Xiang Li updated HBASE-16959:
-----------------------------
    Summary: Export snapshot to local file system of a single node  (was: Export snapshot to local file system)

> Export snapshot to local file system of a single node
> -----------------------------------------------------
>
>                 Key: HBASE-16959
>                 URL: https://issues.apache.org/jira/browse/HBASE-16959
>             Project: HBase
>          Issue Type: New Feature
>          Components: snapshots
>            Reporter: Xiang Li
>            Priority: Critical
>
> ExportSnapshot allows uses to specify "file://" in "copy-to".
> Based on the implementation (use Map jobs), it works as follow
> (1) The manifest of the snapshot(.hbase-snapshot) is exported to the local file system of the HBase client node where the command is issued
> (2) The data of the snapshot(archive)  is exported to the local file system of the nodes where the map jobs run, so spread everywhere.

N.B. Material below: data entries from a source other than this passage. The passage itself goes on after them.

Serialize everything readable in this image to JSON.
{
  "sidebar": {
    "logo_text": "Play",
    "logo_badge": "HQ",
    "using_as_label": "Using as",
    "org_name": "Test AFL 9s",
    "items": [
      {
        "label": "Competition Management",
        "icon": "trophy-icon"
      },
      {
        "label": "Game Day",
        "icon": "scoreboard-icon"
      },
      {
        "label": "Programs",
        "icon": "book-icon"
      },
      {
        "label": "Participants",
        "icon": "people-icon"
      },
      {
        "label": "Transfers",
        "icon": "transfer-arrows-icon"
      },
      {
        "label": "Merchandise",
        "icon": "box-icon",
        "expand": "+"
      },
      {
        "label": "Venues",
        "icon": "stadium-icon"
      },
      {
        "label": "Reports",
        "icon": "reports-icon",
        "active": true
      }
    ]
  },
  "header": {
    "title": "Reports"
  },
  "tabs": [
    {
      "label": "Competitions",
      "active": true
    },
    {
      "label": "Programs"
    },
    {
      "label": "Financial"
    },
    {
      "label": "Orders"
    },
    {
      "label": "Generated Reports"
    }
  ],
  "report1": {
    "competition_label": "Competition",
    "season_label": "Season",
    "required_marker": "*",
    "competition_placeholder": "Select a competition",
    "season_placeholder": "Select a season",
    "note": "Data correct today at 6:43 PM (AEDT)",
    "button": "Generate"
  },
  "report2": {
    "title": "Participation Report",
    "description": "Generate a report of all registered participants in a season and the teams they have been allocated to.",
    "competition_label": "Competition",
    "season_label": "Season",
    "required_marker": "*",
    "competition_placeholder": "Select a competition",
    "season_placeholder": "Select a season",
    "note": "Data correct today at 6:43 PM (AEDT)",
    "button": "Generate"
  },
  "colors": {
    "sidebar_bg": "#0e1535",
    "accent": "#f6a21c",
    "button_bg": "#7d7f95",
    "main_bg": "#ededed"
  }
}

> That causes 2 problems we meet so far:
> (1) The last step to verify the snapshot integrity fails, due to that not all the data can be found on the HBase client node where the command is issued. "-no-target-verify" can be of help here to suppress the verification, but it is not a good idea
> (2) When the HBase client (where the command is issued) is also a NodeManager of Yarn, and it happens to have a map job (to write data of snapshot) running on it, the "copy-to" directory will be created firstly when writing the manifest by user=hbase and then user=yarn(if it is not controlled) will try to write data into it. If the directory permission is not set properly, let say, umask = 022, both hbase and yarn are in hadoop group, the "copy-to" is created with no write permission(777-022=755, so rwxr-xr-x) for the same group, user=yarn can not write data into the "copy-to" directory, as it is created by user=hbase. We have the following exception
> {code}
> Error: java.io.IOException: Mkdirs failed to create file:/tmp/snap_export/archive/data/default/table_xxx/regionid_xxx/info (exists=false, cwd=file:/hadoop/yarn/local/usercache/hbase/appcache/application_1477577812726_0001/container_1477577812726_0001_01_000004)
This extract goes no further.